Boomers, I think, anticipate their retirement in ways our parents did not.
We not only save for it -- our parents expected their companies to sustain them and we do not -- we think of retirement as a well-deserved vacation, while our parents might have felt discarded, put out to pasture.
Some of my fellow boomers can't imagine not working and expect to leave their offices on a gurney. Some don't believe they will ever be able to afford not to work.
But some imagine a retirement filled with recreation, hobbies, travel and grandchildren. After a lifetime of striving, they believe they will finally be happy.
They are probably wrong.
Daniel Gilbert, a professor of psychology at Harvard and author of Stumbling on Happiness, now in paperback, makes the case that, while human beings are the only species that can imagine what the future will be like, we are forever getting it wrong.

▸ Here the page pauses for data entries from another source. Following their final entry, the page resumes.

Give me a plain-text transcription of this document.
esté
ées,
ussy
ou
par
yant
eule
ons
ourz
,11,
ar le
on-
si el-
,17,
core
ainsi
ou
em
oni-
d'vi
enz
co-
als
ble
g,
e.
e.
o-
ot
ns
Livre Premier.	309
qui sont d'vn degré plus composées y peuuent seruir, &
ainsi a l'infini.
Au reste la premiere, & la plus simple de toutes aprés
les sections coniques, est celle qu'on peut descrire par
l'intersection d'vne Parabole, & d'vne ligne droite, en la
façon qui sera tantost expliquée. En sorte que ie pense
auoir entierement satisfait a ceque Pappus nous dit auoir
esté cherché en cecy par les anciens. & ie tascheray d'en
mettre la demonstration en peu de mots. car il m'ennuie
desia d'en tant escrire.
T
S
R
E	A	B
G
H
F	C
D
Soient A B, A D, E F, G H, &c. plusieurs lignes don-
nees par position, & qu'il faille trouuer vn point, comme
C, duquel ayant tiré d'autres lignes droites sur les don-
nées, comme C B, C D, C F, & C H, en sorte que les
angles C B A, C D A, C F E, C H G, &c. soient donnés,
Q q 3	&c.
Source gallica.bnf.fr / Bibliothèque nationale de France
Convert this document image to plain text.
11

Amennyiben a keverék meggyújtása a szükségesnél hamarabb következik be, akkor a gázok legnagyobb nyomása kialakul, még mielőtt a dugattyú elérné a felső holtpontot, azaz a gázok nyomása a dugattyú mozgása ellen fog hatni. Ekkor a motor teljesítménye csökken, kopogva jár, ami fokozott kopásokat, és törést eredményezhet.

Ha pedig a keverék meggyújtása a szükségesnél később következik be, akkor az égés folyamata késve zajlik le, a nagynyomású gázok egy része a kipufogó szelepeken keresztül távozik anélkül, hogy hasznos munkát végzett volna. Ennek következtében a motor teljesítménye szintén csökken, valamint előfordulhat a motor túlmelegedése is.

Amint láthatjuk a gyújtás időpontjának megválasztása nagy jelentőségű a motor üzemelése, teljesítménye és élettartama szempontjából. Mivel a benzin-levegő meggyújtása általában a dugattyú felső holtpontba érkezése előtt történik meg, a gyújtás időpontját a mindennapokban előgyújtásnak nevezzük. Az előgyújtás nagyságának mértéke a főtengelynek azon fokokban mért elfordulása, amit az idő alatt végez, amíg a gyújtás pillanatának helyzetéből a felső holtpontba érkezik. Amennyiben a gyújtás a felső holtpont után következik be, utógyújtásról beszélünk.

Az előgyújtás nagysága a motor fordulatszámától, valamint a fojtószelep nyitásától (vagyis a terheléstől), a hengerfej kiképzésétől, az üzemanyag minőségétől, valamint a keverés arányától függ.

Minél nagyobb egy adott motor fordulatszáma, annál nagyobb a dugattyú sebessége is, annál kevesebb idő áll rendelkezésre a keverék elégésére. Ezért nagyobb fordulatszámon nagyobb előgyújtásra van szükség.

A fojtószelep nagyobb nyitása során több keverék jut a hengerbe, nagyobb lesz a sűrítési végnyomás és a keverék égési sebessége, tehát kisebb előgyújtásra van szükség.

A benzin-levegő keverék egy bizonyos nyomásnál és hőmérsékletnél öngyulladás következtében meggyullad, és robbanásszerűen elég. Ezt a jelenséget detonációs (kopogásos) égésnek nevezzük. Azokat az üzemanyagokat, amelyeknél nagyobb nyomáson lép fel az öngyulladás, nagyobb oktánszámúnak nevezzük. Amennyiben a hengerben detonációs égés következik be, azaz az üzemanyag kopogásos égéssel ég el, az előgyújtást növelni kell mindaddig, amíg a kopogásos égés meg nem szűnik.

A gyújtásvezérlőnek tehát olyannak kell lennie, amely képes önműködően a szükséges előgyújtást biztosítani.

In his delightfully amusing but soundly argued book, he says that we can't know what will make us happy in the future because we will change between now and when the future arrives.
The person we imagine ourselves to be when we retire will be a different person than the person we are now, imagining our retirement.
"It is easier to simulate what is going to happen in the future," said Gilbert in a telephone interview, "than it is to simulate the person that it is going to happen to."
We can imagine the gold watch and the moving van taking us to Arizona, he said. And the person who will be pocketing that watch and making that move will have our face and our fingerprints, but will think and react just a little bit differently -- just enough to change the response to this experience.
Also, he writes, our imagination is so faulty -- and our brain relies so much on cognitive short cuts -- that we build a vision of the future based on false or at least misleading information.
Like the woman who remembers childbirth as less painful that it actually was.
"The classic mistake is thinking that the things we enjoy the most in small doses in our daily life are things that we will enjoy in big doses," he said.
"We understand this about food. If someone offered you a bite of chocolate or even two bites of chocolate, you would say, `Yum.'
"But if someone offered you 3,000 bites of chocolate, you instinctively know it would make you sick."
We probably think that playing golf every day -- something we only get to do during a couple of precious weekends a year -- would make us happy.
But what if it is like 3,000 bites of chocolate?
Gilbert has all sorts of science to back up his argument that we are deluded -- not just about the past, which we mis-remember, but about the future, which we invent.
Gilbert recommends that if we want to know if some choice or some event -- like buying a dog, having children or retiring -- will make us happy, we ask people who actually have a dog, children or have retired what it is like.
(On the topic of children, Gilbert writes in Stumbling on Happiness that indicators of happiness are actually lowest among those who have children but increase exponentially as the children leave the nest, whereupon we mis-remember what a joy it was to raise them. )
But we don't ask others what it is like to have a dog or children, or what it is like to retire, because we don't believe their experiences apply to us. We think we are special.
We're not, argues Gilbert. What makes other people happy will probably make us happy, too.
But what if the loss of the structure of a job, what if the loss of a paycheck that says we are worth something, what if the extra down time allows the dark thoughts to creep in -- what if retirement does not make us happy?
There are dozens of books on the subject, but the bottom line seems to be that happiness comes from connections with friends and family and doing good -- anything from building houses for the homeless to simply smiling at strangers on the street.
One could argue that we will have more time for both of those things when we retire.